As I've noted in a couple of recent posts this is the week Egypt is celebrating the dedication of the "New Suez Canal,"consisting of a newly dredged channel and a widening and deepening of the existing Canal, to permit increased traffic and two-way traffic in sections. It looks to be a much-hyped celebration, but it will be hard pressed to match the extravagant party staged by Khedive Isma‘il on the opening of the original Canal in 1869.

Cairo Opera in 1869
In the 1860s, Isma‘il had embarked on a spending spree, partly funded by European loans. As the French were working (with local laborers of course) to build the Canal, Isma‘il embarked on an ambitious plan to rebuild Cairo, or more precisely to build a European-style city in the reclaimed floodplains to the West of the traditional city. He also was granted the right by the Ottoman Sultan to use the title of Khedive rather than Wali. The new Isma‘iliyya quarter, what we think of today as downtown Cairo, consisted of grand, Parisian-style avenues and boulevards scattered with parks and squares, European hotels, an Opera House, several palaces, and more. The architecture was mostly French or Italianate. The Opera House was opened on November 1, 1869, just before the Canal dedication. (Most people think the first performance was the debut of Verdi's Aida, which was indeed commissioned for the occasion, but was not yet ready, so Rigoletto was performed instead. Aida had its debut in 1871.) This original Cairo Opera on what was called Opera Square next to the Ezbekiyya Gardens burned in 1971, The present Opera House on Gezira was built in 1988.

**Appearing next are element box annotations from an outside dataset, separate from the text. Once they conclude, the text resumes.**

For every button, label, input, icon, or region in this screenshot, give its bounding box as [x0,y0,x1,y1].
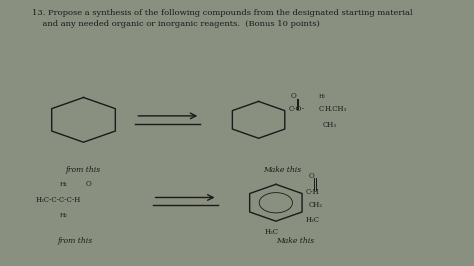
Text: H₂: H₂ [60,213,68,218]
Text: Make this: Make this [276,237,314,245]
Text: C-O-: C-O- [289,105,305,113]
Text: H₂: H₂ [318,94,325,99]
Text: CH₃: CH₃ [322,121,337,129]
Text: H₃C: H₃C [265,228,279,236]
Text: C: C [318,105,323,113]
Text: O: O [291,92,297,100]
Text: O: O [86,180,91,188]
Text: H₂: H₂ [60,182,68,187]
Text: O: O [308,172,314,180]
Text: 13. Propose a synthesis of the following compounds from the designated starting : 13. Propose a synthesis of the following… [32,9,412,28]
Text: C-H: C-H [306,188,320,196]
Text: CH₂: CH₂ [308,201,322,209]
Text: H.CH₃: H.CH₃ [324,105,346,113]
Text: from this: from this [57,237,92,245]
Text: H₃C-C-C-C-H: H₃C-C-C-C-H [36,196,81,204]
Text: from this: from this [66,166,101,174]
Text: Make this: Make this [263,166,301,174]
Text: H₃C: H₃C [306,216,320,224]
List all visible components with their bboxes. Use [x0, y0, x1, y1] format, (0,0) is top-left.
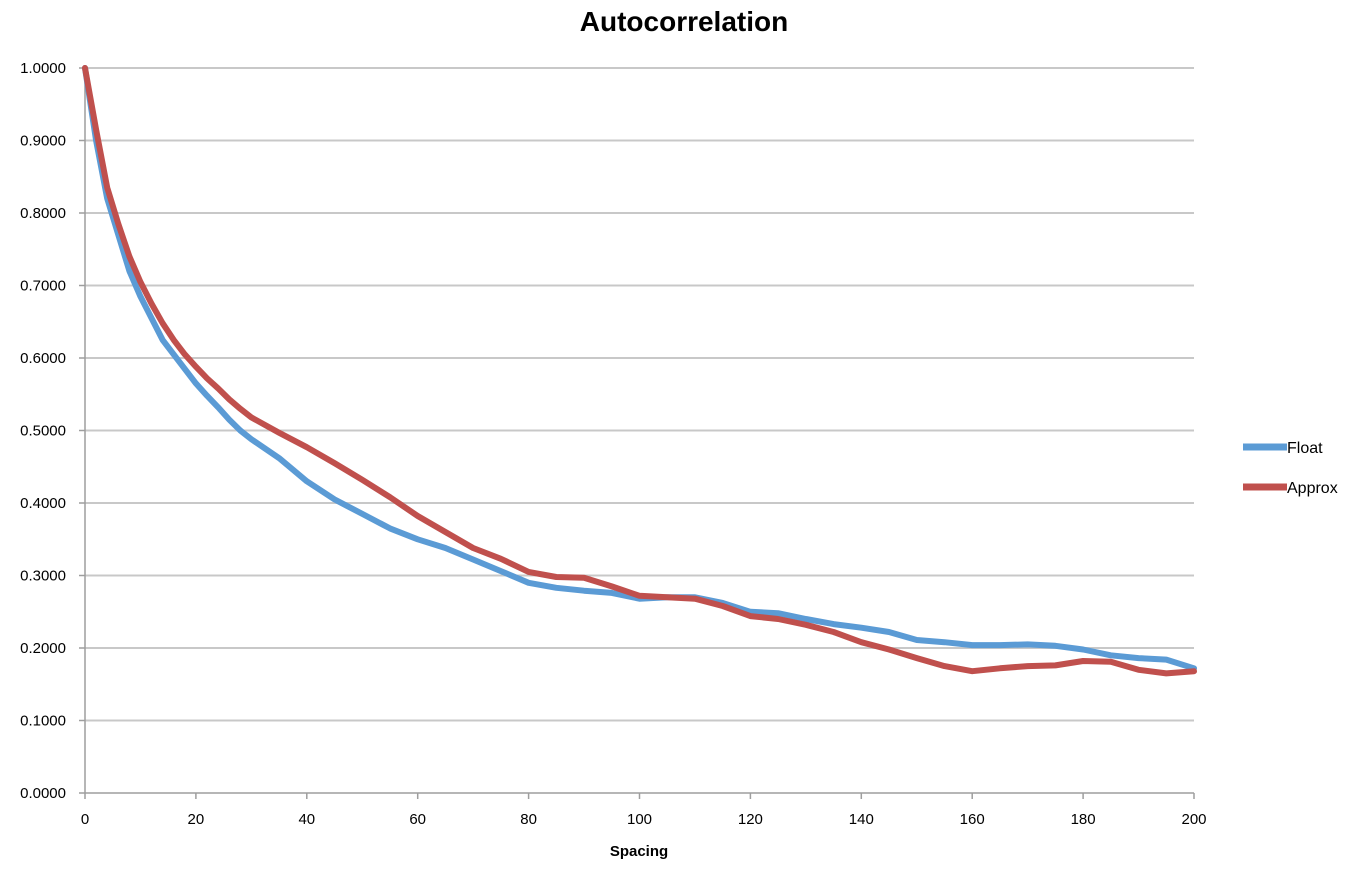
x-axis-title: Spacing	[610, 843, 668, 860]
y-axis-tick-labels: 0.0000 0.1000 0.2000 0.3000 0.4000 0.5000 0.60…	[20, 60, 66, 802]
x-tick-label: 140	[849, 811, 874, 828]
y-tick-label: 0.2000	[20, 640, 66, 657]
y-tick-label: 0.4000	[20, 495, 66, 512]
x-tick-label: 200	[1181, 811, 1206, 828]
legend[interactable]: Float Approx	[1243, 440, 1338, 497]
y-tick-label: 0.1000	[20, 713, 66, 730]
x-tick-label: 20	[188, 811, 205, 828]
legend-label: Approx	[1287, 480, 1338, 497]
x-tick-label: 180	[1071, 811, 1096, 828]
legend-label: Float	[1287, 440, 1323, 457]
y-tick-label: 0.5000	[20, 423, 66, 440]
legend-item-float[interactable]: Float	[1243, 440, 1323, 457]
x-tick-label: 120	[738, 811, 763, 828]
x-tick-label: 160	[960, 811, 985, 828]
legend-item-approx[interactable]: Approx	[1243, 480, 1338, 497]
chart-title: Autocorrelation	[580, 6, 788, 37]
y-tick-label: 0.9000	[20, 133, 66, 150]
gridlines	[85, 67, 1194, 722]
x-tick-label: 40	[298, 811, 315, 828]
x-tick-label: 60	[409, 811, 426, 828]
y-tick-label: 0.0000	[20, 785, 66, 802]
x-tick-label: 80	[520, 811, 537, 828]
y-tick-label: 0.8000	[20, 205, 66, 222]
y-tick-label: 0.7000	[20, 278, 66, 295]
x-tick-label: 0	[81, 811, 89, 828]
axes	[79, 67, 1195, 799]
y-tick-label: 0.3000	[20, 568, 66, 585]
data-series	[82, 65, 1197, 677]
x-axis-tick-labels: 0 20 40 60 80 100 120 140 160 180 200	[81, 811, 1207, 828]
series-line-approx	[82, 65, 1197, 677]
y-tick-label: 0.6000	[20, 350, 66, 367]
series-line-float	[82, 65, 1197, 672]
y-tick-label: 1.0000	[20, 60, 66, 77]
x-tick-label: 100	[627, 811, 652, 828]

In addition to a European city and a European Opera, Isma‘il invited the Crowned heads of Europe. The French under De Lesseps were building the Canal, so France had pride of place. Napoleon III was busy (the Franco-Prussian War would break out the following year), so he sent his Empress, Eugénie, to preside. These distinguished guests would need places to stay. (The Khedive did not invite Muslim sovereigns such as the Shah of Persia or the Sultan of Morocco, however.) Other guests included painters, scholars, musician, and novelists.

Gezireh Palace after becoming a Hotel
The New Hotel (later the Continental Savoy) opposite Ezbekiyya was taken over for many of the guests, but it would not do for Royalty, so the Khedive had built a palace especially for them, just across the Nile in the Zamalek area of Gezira. This, the Gezira Palace, was where Eugénie and others were quartered. It later became a grand hotel, first called the Gezira Palace and Later the Omar Khayyam. Today the original palace forms the central core of the much-expanded Cairo Marriott Hotel and Omar Khayyam Casino. The video shows the interior in its later incarnation as a grand hotel.

Pavilion at Ismailia (Illustrated London News)
But the celebrations would not be confined to Cairo. The guests of honor were given a boat tour up the Nile and then transported to the city of Ismailia for the Canal opening. On November 17,  after a Muslim cleric and a French priest blessed the Canal at Port Said, a parade of ships sailed and steamed through the Canal to formally open it. The Empress declared it open and the guests banqueted in the desert.

The Empress on Camelback
The ceremonies brought Egypt much world attention, but there was a downside. The Khedive had borrowed heavily from Europe, and the debts were to accumulate. Ironically, though the French built the Canal, the first toll-paying ship through it was British, and the Canal would become a lifeline to British India. By 1875, with Egypt indebted and France weakened in the Franco-Prussian War, Britain acquired the shares of the Suez Canal Company. In 1879 Isma‘il was deposed in favor of his son, and in 1882 the British occupied Egypt. Isma‘il's big party was over.